The Scottish Parliament information centre’s budget briefing said that overall, at least, the Scottish process comes out relatively favourably when measured against most OECD criteria. Scotland is in line with best practice when it comes to the time that is allocated for budget scrutiny, to the committee structure that is in place for dealing with budgets, and to the involvement of the Finance and Constitution Committee in ordinary legislation. Scotland is also better placed than many legislatures because it has some capacity for obtaining expert advice and research on financial matters. In general terms, our Parliament would be up there among the best, but given what has happened over the past two years, we are not. Nobody here today has suggested that that is the fault of the Scottish Government. The situation is clearly to do with the autumn statement.
Bruce Crawford talked about a budget process review group, which will examine the situation in the light of what has happened over the past two years. The minister might want to say something more about that. As Kezia Dugdale said, we do not want to find ourselves in the same situation next year.

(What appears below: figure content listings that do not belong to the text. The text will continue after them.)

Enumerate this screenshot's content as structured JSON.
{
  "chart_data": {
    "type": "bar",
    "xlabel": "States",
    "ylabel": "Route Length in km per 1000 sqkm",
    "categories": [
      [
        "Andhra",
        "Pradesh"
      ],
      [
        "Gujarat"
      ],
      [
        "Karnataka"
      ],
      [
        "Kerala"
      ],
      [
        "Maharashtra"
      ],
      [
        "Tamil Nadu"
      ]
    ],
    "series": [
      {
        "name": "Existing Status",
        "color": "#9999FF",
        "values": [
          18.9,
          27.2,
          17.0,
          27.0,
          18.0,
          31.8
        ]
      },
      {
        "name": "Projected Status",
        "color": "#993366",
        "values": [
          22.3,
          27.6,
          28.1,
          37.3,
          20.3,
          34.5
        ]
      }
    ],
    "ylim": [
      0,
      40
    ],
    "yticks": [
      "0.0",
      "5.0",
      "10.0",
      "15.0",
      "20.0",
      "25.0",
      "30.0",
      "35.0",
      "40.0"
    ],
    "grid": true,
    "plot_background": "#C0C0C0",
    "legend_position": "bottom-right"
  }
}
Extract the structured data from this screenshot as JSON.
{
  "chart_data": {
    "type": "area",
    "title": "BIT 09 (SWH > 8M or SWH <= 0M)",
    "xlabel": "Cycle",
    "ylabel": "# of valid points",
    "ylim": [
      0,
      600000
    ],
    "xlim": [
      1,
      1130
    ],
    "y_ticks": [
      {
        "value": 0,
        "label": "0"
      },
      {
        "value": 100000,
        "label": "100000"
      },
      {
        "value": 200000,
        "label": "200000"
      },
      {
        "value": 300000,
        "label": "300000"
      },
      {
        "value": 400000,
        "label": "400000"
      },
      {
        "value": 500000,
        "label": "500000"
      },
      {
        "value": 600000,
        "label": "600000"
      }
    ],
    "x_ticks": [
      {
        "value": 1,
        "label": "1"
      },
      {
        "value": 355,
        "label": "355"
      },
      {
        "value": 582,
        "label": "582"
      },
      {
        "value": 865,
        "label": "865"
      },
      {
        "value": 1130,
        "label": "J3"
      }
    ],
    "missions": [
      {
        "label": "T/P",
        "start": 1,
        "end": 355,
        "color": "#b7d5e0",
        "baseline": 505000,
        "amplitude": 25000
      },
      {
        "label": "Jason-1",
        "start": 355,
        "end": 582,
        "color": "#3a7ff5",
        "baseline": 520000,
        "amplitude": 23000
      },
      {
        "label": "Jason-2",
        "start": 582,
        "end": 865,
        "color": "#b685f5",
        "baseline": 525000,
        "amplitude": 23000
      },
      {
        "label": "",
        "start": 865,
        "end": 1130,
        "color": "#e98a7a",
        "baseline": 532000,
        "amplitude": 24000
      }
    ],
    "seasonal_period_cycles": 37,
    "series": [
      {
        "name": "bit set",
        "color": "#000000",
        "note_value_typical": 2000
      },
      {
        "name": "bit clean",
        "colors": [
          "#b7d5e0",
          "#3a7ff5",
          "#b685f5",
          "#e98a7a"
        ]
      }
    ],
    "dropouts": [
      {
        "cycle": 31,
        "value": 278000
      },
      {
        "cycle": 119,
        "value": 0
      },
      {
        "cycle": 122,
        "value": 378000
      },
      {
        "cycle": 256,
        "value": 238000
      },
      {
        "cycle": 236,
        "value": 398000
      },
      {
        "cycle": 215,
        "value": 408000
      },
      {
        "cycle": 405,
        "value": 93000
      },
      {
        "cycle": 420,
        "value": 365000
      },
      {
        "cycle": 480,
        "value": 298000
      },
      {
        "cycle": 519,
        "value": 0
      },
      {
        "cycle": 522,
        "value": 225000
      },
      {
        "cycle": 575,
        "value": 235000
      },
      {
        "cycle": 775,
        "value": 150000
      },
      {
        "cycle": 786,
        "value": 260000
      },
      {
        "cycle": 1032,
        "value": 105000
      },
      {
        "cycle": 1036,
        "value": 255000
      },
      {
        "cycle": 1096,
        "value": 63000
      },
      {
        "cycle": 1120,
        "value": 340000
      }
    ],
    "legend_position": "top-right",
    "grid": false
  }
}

I hope that the minister also picks up Kezia Dugdale’s point about a three-year budget cycle, which has been called for by most of local government and the third sector.
I am a bit lost, however, because Derek Mackay said to the then Finance Committee on 7 September:
“I am willing to produce as much scenario planning information as I can.”—[
Official Report, Finance Committee
, 7 September 2016; c 16.]
What has changed? He has then gone on to tell the committee that he will not publish any such scenario planning in advance of the draft budget. It is a legitimate question. Some people have suggested that his officials told him that it would be too difficult. That information is all that the committee is asking for.
Yesterday, I met a group of local government leaders from across Scotland. Right now, they are looking at their budgets and agonising over where cuts will have to be made. One of them said to me that they have been told by Derek Mackay that things are likely to get much worse in the coming years. Given that we are talking about real people who depend on public services, the situation is not satisfactory.